The 61 remaining patients (41 men and 20 women) underwent invasive coronary angiography. CTA found 62 cases of significant stenosis on 915 segments. Coronary angiography confirmed 34 true positives and identified 28 false positives. These resulted from plaque formation that did not produce a significant reduction of the lumen and from severe calcifications.

"Presence of severe calcifications on CTA can result in overestimation of stenosis," Schlosser said.

Despite this limitation, 64-slice CTA's utility was strong. The technique had a sensitivity of 100%, specificity of almost 97%, positive predictive value of 54.8%, and negative predictive value of 100%.

"Sixty-four-slice CT reliably detects significant coronary artery stenosis in patients with low to moderate pretest probability of significant coronary artery disease. CTA appears to be helpful for selecting patients who need to undergo invasive angiography," Schlosser said.

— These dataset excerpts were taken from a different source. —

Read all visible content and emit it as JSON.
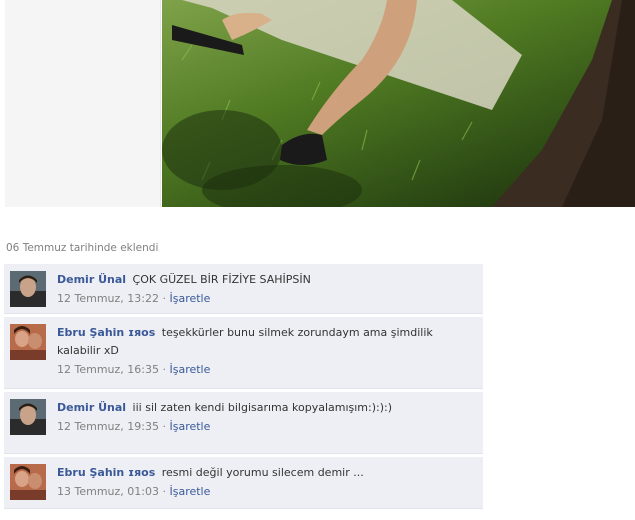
{
  "photo": {
    "alt_name": "feet-on-grass-photo"
  },
  "caption": "06 Temmuz tarihinde eklendi",
  "comments": [
    {
      "author": "Demir Ünal",
      "text": "ÇOK GÜZEL BİR FİZİYE SAHİPSİN",
      "date": "12 Temmuz, 13:22",
      "separator": "·",
      "action": "İşaretle",
      "avatar": "male-profile-avatar"
    },
    {
      "author": "Ebru Şahin ɪяᴏѕ",
      "text": "teşekkürler bunu silmek zorundaym ama şimdilik kalabilir xD",
      "date": "12 Temmuz, 16:35",
      "separator": "·",
      "action": "İşaretle",
      "avatar": "female-couple-avatar"
    },
    {
      "author": "Demir Ünal",
      "text": "iii sil zaten kendi bilgisarıma kopyalamışım:):):)",
      "date": "12 Temmuz, 19:35",
      "separator": "·",
      "action": "İşaretle",
      "avatar": "male-profile-avatar"
    },
    {
      "author": "Ebru Şahin ɪяᴏѕ",
      "text": "resmi değil yorumu silecem demir ...",
      "date": "13 Temmuz, 01:03",
      "separator": "·",
      "action": "İşaretle",
      "avatar": "female-couple-avatar"
    }
  ]
}
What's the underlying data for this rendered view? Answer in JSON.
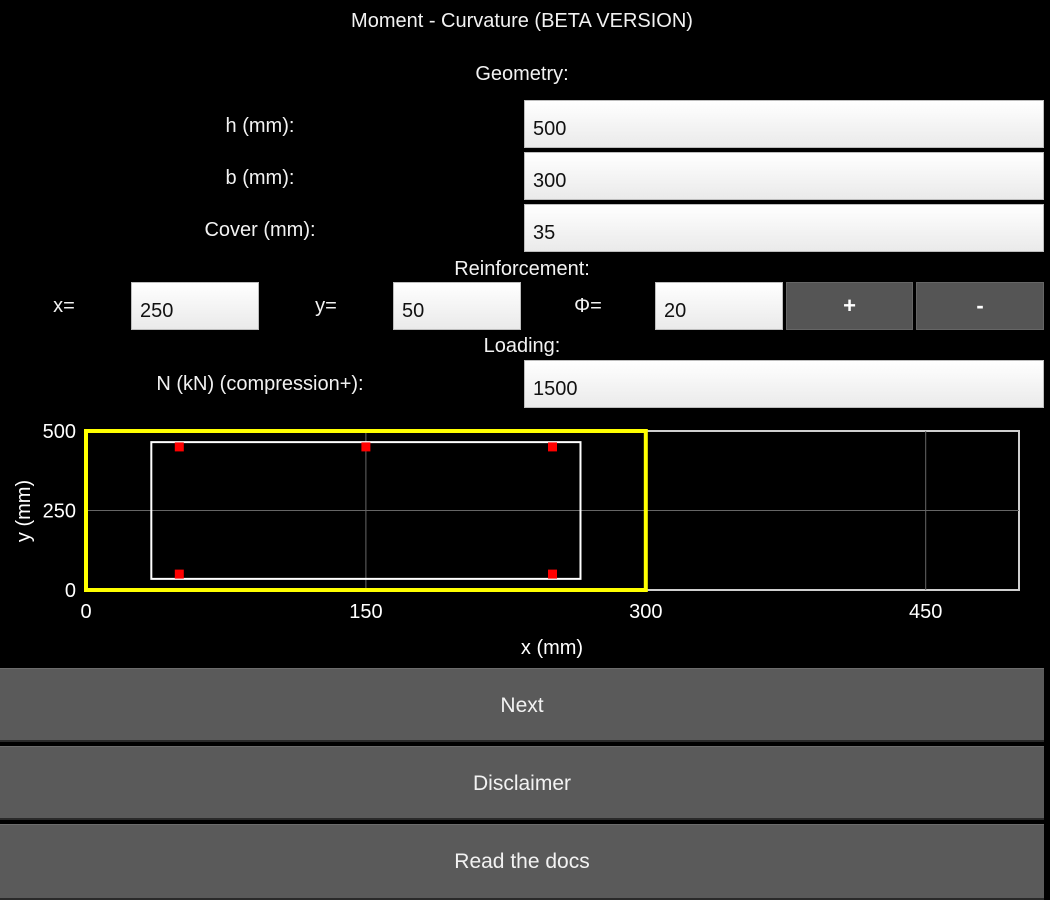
{
  "app": {
    "title": "Moment - Curvature (BETA VERSION)"
  },
  "geometry": {
    "section_title": "Geometry:",
    "h_label": "h (mm):",
    "h_value": "500",
    "b_label": "b (mm):",
    "b_value": "300",
    "cover_label": "Cover (mm):",
    "cover_value": "35"
  },
  "reinforcement": {
    "section_title": "Reinforcement:",
    "x_label": "x=",
    "x_value": "250",
    "y_label": "y=",
    "y_value": "50",
    "phi_label": "Φ=",
    "phi_value": "20",
    "add_label": "+",
    "remove_label": "-"
  },
  "loading": {
    "section_title": "Loading:",
    "n_label": "N (kN) (compression+):",
    "n_value": "1500"
  },
  "colors": {
    "section_outline": "#ffff00",
    "cover_outline": "#ffffff",
    "rebar": "#ff0000",
    "grid": "#666666",
    "button_bg": "#5a5a5a"
  },
  "chart_data": {
    "type": "scatter",
    "xlabel": "x (mm)",
    "ylabel": "y (mm)",
    "xlim": [
      0,
      500
    ],
    "ylim": [
      0,
      500
    ],
    "x_ticks": [
      0,
      150,
      300,
      450
    ],
    "y_ticks": [
      0,
      250,
      500
    ],
    "grid": true,
    "section": {
      "b": 300,
      "h": 500,
      "cover": 35
    },
    "rebars": [
      {
        "x": 50,
        "y": 450
      },
      {
        "x": 150,
        "y": 450
      },
      {
        "x": 250,
        "y": 450
      },
      {
        "x": 50,
        "y": 50
      },
      {
        "x": 250,
        "y": 50
      }
    ]
  },
  "buttons": {
    "next": "Next",
    "disclaimer": "Disclaimer",
    "docs": "Read the docs"
  }
}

In a study from the U.S., researchers at the Medical University of South Carolina examined 64-slice CT in coronary imaging overall, then by segment and by vessel. Results of the study, performed from December 2004 to November 2005, were presented by Dr. Giancarlo Savino of the MUSC radiology department.

The researchers evaluated performance for both stenosis greater than 50% and stenosis greater than 70%. They performed studies with retrospective ECG-gating and compared CTA results with coronary angiography findings.

Sensitivity and specificity with 64-slice CT were very good on a per-patient basis, indicating that the imaging technique may be used to rule out significant coronary artery disease.

In cases of more than 50% stenosis, CTA had the following results:

- accuracy of 99%;

- sensitivity of 100%;

- specificity of 98.3%;

- PPV of 97.7%; and

- NPV of 100%.

In stenosis greater than 70%, values were a bit lower, but still very good.

"Diagnostic accuracy for exclusion of critical coronary artery stenosis over 50% indicates that 64-slice CT may be beneficial in triage of patients with atypical angina," Savino said.

Results by segment were weaker. In segments with stenosis of over 50%, accuracy was 96%, sensitivity was 87.4%, and PPV was 69.8%. In segments with stenosis of over 70%, accuracy was 97.9%, sensitivity was 86.7%, and PPV was 49.1%.

The study shows that 64-slice scanning by segment is better in comparison with earlier-generation CT systems, but performance still has room for improvement.

"Sixty-four-slice CT coronary angiography provides sufficient sensitivity and negative predictive value to rule out significant coronary stenosis in patients with suspected CAD. But on a per-segment basis, sensitivity and diagnostic accuracy are still impaired, due to limited spatial resolution," Savino said.